Conclusion : le dispositif « campagne électorale » 

L’objet de cette deuxième partie de l’analyse est de définir les caractéristiques discursives du dispositif électoral constitué par les affiches et les journaux analysés. Il s’agit donc d’observer comment les processus de référence propre aux journaux d’information s’articulent avec les caractéristiques identitaires des affiches électorales.

Les affiches électorales ont été distribuées, à partir de leur ethos discursif, selon trois types de rapports intentionnels au monde. Ces rapports intentionnels sont issus, nous le rappelons, de l’attribution dans chacune des affiches, d’une place spécifique à l’Europe en tant que sujet du langage 310  : un rapport « uchronique » dans lequel l’Europe est représentée comme un non-lieu ou bien non représentée comme un lieu, un rapport idéologique où l’Europe est un objet de la discussion politique et un rapport de diagnostic où l’Europe est un objet pour la décision. Cela nous a permis d’élaborer six propositions intentionnelles :

« Nous (les Verts) existons au moyen de l’Europe » pour Les Verts.

«Nous (« je » parti et « tu » spectateur) faisons notre discours au moyen des élections européennes » pour IU

« Nous (qui énonçons) faisons l’Europe sociale au moyen des élections européennes » pour le PS.

« Nous (moi qui énonce plus toi qui regardes) structurons l’Europe au moyen des élections européennes » pour le PSOE.

« Nous (moi qui énonce et toi qui votes pour moi) serons forts en Europe au moyen des élections européennes » pour le PP

« Nous (les Français) faisons la France au moyen des élections européennes » pour l’UMP.

« Nous (moi qui énonce, le candidat et toi) faisons un diagnostic au moyen des élections européennes » pour l’UDF.
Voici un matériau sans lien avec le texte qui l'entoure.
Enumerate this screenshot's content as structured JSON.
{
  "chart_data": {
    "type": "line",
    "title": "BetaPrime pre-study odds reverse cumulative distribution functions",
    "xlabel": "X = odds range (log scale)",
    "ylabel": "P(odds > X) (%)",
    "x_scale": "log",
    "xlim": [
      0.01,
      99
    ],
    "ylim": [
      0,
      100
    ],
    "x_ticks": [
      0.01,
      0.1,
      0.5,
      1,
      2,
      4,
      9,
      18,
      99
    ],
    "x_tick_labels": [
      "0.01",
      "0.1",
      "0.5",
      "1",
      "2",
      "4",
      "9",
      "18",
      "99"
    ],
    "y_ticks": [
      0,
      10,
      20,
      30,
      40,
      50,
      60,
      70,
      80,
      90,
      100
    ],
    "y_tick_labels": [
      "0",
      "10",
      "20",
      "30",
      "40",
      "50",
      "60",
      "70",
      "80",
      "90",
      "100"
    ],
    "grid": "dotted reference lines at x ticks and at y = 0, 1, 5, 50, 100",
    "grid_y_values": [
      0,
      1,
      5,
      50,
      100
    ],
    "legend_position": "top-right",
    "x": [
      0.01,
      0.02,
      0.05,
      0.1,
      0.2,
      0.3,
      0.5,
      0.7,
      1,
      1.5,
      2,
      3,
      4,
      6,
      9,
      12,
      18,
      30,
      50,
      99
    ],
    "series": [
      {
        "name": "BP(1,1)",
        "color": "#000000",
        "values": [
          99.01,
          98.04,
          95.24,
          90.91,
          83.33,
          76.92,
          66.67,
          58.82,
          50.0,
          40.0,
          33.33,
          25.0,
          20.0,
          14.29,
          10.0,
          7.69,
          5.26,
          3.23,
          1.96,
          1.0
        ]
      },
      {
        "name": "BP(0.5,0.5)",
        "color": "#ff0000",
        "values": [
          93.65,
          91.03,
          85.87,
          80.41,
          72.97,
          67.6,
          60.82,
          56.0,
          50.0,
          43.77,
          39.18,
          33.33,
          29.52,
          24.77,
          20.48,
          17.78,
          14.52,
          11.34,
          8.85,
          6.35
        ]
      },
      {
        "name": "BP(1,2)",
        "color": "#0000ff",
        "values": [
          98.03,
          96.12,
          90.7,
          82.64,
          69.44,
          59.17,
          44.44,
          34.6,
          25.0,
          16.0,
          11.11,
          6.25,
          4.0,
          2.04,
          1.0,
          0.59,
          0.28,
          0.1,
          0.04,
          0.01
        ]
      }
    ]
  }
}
La différence observée dans l’analyse intentionnelle des titres de presse entre la modalité du « faire », celle du « faire être » et celle de « l’être » peut ainsi être articulée avec les affiches politiques comme le montre la figure suivante :

Il est ainsi possible de formuler une hypothèse pour l’analyse de contenu des journaux que nous développerons dans la partie suivante, selon laquelle chacune de ces modalités intentionnelles aura tendance à représenter un type différent d’agir communicationnel. Nous faisons donc l’hypothèse de la représentation suivante de la rationalité communicationnelle, en accord avec les types d’agir que nous avons décrit comme étant représentés dans chacune des affiches analysées (c.f. II.3.1.1)

Faire : Faire être Être 

Agir dramaturgique Agir axiologique agir dramaturgique

Agir affectuel agir affectuel

Cela nous permet d’affirmer déjà que, d’une part l’Espace public européen représenté dans ce corpus gomme les formes d’agir « par habitus » et « téléologique » et d’autre part, étant donné que ces deux formes d’agir renvoient aux territoires du politique, la campagne aux élections européennes ne donne pas de visibilité aux territoires politiques de l’UE, elle se focalise sur la représentation des arènes du politique 311 .

Notes
310.

Le sujet du langage doit être compris à partir des trois actants de la communication : le locuteur, l’interlocuteur et le tiers objet (humain ou non) sur lequel porte le discours.

311.

Nous y reviendrons dans l’analyse du contenu discursif des journaux d’information, à partir de la distinction proposée par Jacques Gerstlé (GERSTLÉ, J : L’impact des médias sur la campagne référendaire française de 2005. Comparaison avec les élections européennes de 2004 in Études et recherches nº 53, en ligne sur le site Notre Europe : www.notre-europe.eu ) entre les « jeux » et les « enjeux » des échéances électorales européennes.